Theresa May is in office, but is she in power?

Theresa May Image copyright AFP/ Getty Images

She's still there, just. But as a former minister says, Theresa May is prime minister tonight only because "she's locked the bunker from the inside".

She is still in office, but really, not in power.

Today she has fended off requests for meetings with Cabinet ministers - some of whom believe she has to go - seeking to avoid the confrontation altogether.

She has also staved off more demands from backbenchers for her to quit, but only by promising that she'll meet the top brass again on Friday morning.

And just when it seemed the evening might be calming down, she's had to endure the resignation of the leader of the House of Commons.

'End game'

A few weeks ago, a minister - who was loyal up until that moment - told me we were in the "end game". Tonight, it feels like the closing moments.

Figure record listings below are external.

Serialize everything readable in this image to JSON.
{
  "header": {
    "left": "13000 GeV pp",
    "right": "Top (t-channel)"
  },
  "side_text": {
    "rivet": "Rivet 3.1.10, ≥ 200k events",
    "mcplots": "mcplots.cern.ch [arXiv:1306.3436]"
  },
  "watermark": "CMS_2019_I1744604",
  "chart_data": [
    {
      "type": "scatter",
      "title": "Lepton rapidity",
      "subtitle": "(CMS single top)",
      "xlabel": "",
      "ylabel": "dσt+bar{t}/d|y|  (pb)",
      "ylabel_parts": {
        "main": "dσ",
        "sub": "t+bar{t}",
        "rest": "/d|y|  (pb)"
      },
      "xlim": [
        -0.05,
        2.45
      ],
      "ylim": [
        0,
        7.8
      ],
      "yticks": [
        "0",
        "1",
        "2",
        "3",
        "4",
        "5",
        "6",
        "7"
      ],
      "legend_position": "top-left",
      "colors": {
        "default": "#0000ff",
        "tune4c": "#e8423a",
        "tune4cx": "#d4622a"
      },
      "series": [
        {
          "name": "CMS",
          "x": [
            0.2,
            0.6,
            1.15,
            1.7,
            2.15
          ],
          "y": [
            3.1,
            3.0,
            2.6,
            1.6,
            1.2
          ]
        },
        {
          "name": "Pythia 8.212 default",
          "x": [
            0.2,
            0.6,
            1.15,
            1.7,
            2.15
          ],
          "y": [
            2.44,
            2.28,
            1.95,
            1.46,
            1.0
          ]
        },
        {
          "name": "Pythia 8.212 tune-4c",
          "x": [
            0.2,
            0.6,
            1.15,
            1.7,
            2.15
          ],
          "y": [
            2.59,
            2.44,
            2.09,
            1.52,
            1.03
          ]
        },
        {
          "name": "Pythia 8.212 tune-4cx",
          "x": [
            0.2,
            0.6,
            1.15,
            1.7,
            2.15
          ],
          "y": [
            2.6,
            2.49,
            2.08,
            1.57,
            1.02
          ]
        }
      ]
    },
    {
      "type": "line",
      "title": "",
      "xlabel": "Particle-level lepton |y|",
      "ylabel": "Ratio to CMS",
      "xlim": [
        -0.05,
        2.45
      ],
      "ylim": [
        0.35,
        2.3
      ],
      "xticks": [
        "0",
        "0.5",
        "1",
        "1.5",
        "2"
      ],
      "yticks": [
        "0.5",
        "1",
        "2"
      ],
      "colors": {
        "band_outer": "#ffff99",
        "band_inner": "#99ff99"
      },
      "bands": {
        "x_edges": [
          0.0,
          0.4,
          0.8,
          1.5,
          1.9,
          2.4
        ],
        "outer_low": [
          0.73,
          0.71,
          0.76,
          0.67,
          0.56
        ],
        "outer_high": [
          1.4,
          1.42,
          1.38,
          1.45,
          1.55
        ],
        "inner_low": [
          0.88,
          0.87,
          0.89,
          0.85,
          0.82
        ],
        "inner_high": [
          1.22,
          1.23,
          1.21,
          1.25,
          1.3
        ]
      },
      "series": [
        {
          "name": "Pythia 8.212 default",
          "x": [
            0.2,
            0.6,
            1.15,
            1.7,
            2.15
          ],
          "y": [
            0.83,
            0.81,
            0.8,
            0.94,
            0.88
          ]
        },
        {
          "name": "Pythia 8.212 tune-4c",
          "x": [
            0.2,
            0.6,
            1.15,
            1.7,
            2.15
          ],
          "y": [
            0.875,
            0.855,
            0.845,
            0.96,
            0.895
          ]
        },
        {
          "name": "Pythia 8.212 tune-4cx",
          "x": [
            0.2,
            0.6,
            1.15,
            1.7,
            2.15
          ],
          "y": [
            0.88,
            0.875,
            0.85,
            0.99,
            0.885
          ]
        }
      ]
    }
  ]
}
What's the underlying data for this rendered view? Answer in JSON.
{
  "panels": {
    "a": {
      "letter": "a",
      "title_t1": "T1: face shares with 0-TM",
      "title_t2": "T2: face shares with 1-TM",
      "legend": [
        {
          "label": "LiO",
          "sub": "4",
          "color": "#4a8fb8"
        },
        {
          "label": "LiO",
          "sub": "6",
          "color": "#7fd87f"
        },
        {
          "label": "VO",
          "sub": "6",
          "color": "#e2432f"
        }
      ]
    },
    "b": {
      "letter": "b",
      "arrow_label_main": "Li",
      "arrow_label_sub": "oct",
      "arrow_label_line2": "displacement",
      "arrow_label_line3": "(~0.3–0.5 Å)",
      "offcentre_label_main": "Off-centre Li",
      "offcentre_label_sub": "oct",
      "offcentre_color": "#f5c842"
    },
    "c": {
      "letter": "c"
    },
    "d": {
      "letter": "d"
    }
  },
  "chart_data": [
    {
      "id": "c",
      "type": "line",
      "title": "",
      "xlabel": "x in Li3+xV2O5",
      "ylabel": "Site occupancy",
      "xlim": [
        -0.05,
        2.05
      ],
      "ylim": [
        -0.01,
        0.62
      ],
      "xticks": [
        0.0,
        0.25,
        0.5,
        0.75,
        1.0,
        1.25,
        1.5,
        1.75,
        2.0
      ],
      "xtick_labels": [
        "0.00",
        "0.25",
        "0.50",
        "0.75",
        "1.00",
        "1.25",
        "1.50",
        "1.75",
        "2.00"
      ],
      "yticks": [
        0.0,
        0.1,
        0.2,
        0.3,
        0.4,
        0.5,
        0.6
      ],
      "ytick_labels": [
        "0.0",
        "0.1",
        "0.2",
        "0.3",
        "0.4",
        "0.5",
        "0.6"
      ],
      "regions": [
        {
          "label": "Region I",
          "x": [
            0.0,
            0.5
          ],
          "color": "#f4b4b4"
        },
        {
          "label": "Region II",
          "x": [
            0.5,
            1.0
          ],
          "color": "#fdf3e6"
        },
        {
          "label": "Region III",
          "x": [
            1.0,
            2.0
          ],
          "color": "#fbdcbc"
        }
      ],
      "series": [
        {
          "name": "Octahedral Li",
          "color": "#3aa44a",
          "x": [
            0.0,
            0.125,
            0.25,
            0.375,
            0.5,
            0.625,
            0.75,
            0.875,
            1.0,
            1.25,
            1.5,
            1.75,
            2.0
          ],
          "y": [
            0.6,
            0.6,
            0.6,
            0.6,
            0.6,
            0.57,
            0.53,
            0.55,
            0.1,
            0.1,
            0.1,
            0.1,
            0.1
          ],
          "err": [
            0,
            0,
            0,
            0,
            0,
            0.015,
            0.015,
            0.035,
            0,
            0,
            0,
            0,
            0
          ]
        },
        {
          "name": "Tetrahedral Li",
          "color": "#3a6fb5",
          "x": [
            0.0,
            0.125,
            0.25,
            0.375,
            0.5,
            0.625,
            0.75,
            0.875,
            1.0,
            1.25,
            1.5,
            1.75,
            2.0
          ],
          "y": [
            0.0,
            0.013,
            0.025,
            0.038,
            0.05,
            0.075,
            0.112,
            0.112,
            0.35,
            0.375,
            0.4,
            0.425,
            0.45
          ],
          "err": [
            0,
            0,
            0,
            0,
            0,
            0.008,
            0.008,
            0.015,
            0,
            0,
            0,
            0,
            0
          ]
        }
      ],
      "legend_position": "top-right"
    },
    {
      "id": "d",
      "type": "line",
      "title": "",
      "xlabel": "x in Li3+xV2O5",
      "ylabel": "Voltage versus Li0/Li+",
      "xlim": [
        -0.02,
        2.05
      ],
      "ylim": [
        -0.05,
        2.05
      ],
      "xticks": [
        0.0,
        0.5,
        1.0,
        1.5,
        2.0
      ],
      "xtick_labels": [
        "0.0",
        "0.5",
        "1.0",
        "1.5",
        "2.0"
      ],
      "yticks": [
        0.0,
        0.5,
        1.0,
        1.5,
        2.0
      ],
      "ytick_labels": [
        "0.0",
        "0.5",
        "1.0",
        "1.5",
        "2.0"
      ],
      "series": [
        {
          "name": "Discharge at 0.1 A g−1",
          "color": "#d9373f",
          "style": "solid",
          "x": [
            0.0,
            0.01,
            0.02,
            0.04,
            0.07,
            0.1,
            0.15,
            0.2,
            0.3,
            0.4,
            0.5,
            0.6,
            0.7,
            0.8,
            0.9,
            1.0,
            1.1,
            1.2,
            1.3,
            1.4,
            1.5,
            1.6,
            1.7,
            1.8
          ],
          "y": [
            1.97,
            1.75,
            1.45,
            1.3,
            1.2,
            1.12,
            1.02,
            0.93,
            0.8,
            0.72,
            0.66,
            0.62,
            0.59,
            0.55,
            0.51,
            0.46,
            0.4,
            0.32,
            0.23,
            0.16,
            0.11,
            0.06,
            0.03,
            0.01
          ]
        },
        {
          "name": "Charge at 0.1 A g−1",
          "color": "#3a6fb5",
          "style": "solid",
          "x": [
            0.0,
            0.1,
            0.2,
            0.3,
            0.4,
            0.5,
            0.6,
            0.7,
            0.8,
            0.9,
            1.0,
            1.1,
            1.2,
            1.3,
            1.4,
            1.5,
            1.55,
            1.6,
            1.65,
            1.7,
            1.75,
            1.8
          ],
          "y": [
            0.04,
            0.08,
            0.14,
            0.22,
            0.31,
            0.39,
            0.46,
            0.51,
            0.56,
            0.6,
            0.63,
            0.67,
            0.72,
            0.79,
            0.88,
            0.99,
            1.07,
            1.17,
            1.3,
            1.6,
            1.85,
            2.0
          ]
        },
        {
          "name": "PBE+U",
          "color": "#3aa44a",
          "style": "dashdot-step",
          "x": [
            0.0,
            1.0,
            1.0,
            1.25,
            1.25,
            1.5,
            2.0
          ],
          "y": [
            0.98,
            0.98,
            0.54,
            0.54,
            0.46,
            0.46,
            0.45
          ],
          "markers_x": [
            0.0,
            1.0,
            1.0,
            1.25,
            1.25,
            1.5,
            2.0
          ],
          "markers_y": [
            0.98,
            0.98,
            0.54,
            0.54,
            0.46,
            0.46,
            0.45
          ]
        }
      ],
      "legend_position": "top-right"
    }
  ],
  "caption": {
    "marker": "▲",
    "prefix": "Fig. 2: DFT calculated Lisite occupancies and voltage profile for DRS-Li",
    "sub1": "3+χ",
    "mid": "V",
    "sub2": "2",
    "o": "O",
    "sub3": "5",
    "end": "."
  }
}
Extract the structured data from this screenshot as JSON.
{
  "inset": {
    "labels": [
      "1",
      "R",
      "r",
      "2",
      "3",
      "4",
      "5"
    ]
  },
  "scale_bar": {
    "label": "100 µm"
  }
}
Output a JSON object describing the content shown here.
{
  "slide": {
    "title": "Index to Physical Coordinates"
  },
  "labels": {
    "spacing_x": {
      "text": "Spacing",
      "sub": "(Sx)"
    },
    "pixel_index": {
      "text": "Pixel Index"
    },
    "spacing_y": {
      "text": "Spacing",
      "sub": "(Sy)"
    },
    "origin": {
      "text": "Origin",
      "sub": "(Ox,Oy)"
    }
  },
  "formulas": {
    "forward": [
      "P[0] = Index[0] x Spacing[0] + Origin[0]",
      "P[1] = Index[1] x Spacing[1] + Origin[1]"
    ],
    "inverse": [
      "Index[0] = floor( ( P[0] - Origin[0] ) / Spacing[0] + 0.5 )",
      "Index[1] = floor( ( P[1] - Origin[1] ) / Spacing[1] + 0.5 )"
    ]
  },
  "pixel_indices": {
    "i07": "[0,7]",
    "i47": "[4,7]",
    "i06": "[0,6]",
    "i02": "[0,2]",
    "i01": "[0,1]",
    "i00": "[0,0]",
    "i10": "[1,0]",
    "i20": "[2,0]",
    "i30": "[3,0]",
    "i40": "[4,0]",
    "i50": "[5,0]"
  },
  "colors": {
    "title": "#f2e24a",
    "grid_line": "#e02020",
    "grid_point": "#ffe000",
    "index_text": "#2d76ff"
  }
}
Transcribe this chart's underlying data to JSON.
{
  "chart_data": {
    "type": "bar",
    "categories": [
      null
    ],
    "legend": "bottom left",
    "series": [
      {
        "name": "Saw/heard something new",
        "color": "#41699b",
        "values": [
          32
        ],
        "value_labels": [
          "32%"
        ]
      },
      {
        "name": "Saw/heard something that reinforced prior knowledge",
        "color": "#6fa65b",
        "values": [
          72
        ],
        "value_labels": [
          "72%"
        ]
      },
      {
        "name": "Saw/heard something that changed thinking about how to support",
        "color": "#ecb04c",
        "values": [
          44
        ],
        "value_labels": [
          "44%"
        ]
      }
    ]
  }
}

Even one of the prime minister's most solid defenders told me that, come Friday morning, she knows what she is likely to have to say.

Two Cabinet ministers today told me that if she can hang on until the beginning of next month, she ought to keep going, and keep trying to move Brexit forward.

But others are now utterly convinced that she can't last beyond this weekend's European elections.

And few now would dare suggest there is any chance of bringing back her latest version of Brexit - the compromise plan launched just 24 hours ago that triggered this final push to oust her.

She has already tied her success or failure to whether she can proceed with the Brexit legislation.

If the bill fell at its first vote, so would she.

So, in simple logic, if the bill never even sees the light of day, her leadership is over.

'An ugly mess'

Her supporters want, after all this political humiliation, to engineer a dignified exit.

One MP warns if she doesn't choose a time to go very soon, it all turns into an "ugly mess".

Arguably, the Conservatives are already in that.

Mrs May's exit does not solve the party, or Parliament's fundamental problems on Brexit.

But more and more Tories, whether fairly or not, believe now it is only the departure of the prime minister that gives them any hope of avoiding making things even worse.